Ahead of the first anniversary this month of the inauguration of the U.S. Trump administration, NHK conducted an opinion poll in both Japan and the U.S. Some 80% of both Japanese and American pollees said that they consider North Korea’s nuclear weapons and missile issues to be a “threat.” This finding reveals that Americans also see the North Korean threat as a reality.
Outline of poll
The survey was conducted by NHK from Nov. 27 to Dec. 3 last year on a computer-aided random digit dialing (RDD) basis and targeted Japanese and American men and women age 18 or over with calls placed to landline and mobile phone numbers. Responses were received from a total of 1,232 Japanese and 1,201 Americans.
Asked how much of a threat they view North Korea’s nuclear and missile issues to be, a total of 81% of Japanese said they feel these issues are a threat, with 48% saying they viewed them as a “great threat” and 33% saying they are “somewhat of a threat.”
In the United States, a total of 83% said they saw Pyongyang as a threat, with 50% saying it is a “great threat” and 33% saying it is “somewhat of a threat.” This shows that Americans also see the North Korean threat as a reality, with North Korea’s claim that it has successfully test-launched an intercontinental ballistic missile (ICBM) capable of attacking anywhere in the continental United States.
How to resolve the issue
Asked what they think would be the most effective way to resolve the North Korea nuclear and missile issues, 36% of Americans said “dialogue,” making it the most frequent response. This was followed by “economic pressure” at 24%, “military action” at 18%, and “military pressure” at 17%.
Meanwhile, 35% of Japanese said “economic pressure,” making it the most frequently given answer. Next were “dialogue” at 31%, “military pressure” at 15%, and “military action” at 8%.
In Japan, the more of a threat the pollee viewed North Korea to be, the more likely he or she was to view dialogue as the most effective way to resolve the situation. In contrast, in the United States, the more of a threat the pollee saw Pyongyang to be, the less likely he or she was to view dialogue as the most effective way to resolve the situation.
President Trump has indicated a desire to strengthen America’s nuclear capabilities. Asked for their views on nuclear weapons, American pollees saying “all nuclear weapons should be eliminated” exceeded those saying they are “necessary to deter against war,” with some 54% saying that “all such weapons should be eliminated” and 42% saying they are “needed.”
In Japan, 72% of pollees said “all nuclear weapons should be eliminated” while 20% said they “are necessary to deter against war.” Pollees saying that “all nuclear weapons should be eliminated” greatly exceeded those saying they are “necessary” in all segments of Japanese pollees regardless of gender, age group, or political party supported.
Pollees were also asked about the Japan-U.S. alliance.
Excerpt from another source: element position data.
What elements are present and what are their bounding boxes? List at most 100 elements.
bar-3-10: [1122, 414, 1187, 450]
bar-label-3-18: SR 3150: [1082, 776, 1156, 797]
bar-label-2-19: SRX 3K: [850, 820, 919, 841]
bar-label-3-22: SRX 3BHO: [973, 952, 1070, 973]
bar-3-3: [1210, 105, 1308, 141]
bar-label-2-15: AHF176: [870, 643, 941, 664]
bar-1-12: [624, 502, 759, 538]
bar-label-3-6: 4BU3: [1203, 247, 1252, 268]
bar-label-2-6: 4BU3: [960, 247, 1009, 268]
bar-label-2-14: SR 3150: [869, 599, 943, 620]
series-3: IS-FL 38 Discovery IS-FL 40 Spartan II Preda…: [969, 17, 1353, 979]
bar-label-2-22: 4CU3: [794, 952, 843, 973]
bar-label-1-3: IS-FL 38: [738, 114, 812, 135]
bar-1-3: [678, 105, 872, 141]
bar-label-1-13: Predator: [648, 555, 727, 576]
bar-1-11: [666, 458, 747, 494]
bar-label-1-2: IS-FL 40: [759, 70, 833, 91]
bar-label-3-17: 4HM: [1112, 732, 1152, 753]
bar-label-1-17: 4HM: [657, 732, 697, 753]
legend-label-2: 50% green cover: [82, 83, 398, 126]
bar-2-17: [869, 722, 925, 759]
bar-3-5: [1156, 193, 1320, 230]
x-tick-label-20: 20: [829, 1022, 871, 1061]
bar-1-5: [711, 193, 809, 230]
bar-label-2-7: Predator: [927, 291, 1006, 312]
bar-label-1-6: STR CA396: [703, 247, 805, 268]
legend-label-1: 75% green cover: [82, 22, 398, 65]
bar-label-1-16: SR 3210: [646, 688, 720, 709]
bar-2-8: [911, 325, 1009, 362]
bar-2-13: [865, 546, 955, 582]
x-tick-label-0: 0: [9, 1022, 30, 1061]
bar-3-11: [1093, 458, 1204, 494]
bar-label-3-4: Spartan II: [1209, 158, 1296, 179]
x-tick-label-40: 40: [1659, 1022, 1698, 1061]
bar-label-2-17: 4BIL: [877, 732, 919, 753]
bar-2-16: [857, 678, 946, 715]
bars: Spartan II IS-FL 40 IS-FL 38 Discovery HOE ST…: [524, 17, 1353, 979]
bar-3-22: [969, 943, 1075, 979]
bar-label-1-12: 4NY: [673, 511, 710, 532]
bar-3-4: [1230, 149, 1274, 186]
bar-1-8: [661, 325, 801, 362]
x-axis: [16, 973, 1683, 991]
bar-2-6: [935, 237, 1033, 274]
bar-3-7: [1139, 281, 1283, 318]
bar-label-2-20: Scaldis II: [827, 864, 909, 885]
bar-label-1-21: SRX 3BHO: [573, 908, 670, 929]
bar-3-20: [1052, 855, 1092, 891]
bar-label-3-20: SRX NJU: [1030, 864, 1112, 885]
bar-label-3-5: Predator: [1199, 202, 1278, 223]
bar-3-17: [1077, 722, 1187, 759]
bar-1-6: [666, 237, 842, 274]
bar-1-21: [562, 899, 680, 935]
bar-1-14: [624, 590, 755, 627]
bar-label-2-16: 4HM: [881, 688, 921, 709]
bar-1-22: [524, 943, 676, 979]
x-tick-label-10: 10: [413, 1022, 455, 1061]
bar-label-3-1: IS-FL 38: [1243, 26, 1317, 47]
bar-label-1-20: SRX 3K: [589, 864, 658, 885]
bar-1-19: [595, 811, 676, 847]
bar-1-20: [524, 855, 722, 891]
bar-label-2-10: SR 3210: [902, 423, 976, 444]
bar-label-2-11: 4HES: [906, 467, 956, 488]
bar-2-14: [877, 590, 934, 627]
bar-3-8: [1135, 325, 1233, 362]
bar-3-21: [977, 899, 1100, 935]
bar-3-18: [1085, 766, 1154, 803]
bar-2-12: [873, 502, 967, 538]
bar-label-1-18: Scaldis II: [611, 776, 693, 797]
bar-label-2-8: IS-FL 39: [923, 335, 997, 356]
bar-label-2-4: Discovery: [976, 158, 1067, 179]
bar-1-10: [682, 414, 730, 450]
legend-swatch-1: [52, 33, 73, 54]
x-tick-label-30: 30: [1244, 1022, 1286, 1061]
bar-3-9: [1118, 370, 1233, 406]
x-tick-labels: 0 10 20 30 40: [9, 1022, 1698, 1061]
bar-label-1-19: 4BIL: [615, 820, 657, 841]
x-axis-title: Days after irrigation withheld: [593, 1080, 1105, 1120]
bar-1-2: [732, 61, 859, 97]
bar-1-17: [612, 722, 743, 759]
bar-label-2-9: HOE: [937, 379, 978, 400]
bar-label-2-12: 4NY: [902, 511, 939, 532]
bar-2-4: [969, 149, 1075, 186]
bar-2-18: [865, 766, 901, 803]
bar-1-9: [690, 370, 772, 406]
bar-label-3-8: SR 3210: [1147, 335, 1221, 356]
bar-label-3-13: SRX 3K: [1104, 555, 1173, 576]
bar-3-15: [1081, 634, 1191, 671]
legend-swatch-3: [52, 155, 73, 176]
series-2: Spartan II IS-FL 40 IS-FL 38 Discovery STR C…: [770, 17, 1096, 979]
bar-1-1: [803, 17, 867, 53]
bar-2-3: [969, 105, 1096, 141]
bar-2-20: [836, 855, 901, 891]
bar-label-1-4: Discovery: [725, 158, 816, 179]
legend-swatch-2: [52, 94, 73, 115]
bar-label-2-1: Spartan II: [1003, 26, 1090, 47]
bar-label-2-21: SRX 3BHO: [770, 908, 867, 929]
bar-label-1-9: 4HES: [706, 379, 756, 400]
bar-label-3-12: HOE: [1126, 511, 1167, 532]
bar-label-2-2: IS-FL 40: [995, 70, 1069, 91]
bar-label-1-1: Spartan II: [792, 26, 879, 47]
Asked if they see their counterpart country as an ally whom they can trust and cooperate with, those saying they “trust” their counterpart greatly outnumbered those saying otherwise in both countries. Some 49% of Japanese pollees said they view the United States as an ally they trust and can cooperate with, while 35% disagreed. In the United States, some 57% of pollees said they see Japan as an ally they trust, while 28% said otherwise.
Difference in Japanese and U.S. pollees’ perspectives on China
Asked whether the United States or China were more important to their country, some 66% of Japanese pollees said “the United States,” 11% said “the United States and China are of about equal importance to Japan,” and 10% said “China.” Asked whether Japan or China were more important to their country, some 58% of Americans said “China,” 29% said “Japan,” and 5% said “China and Japan are of about equal importance to the United States.” Japanese and Americans thus rank their ally differently in terms of importance.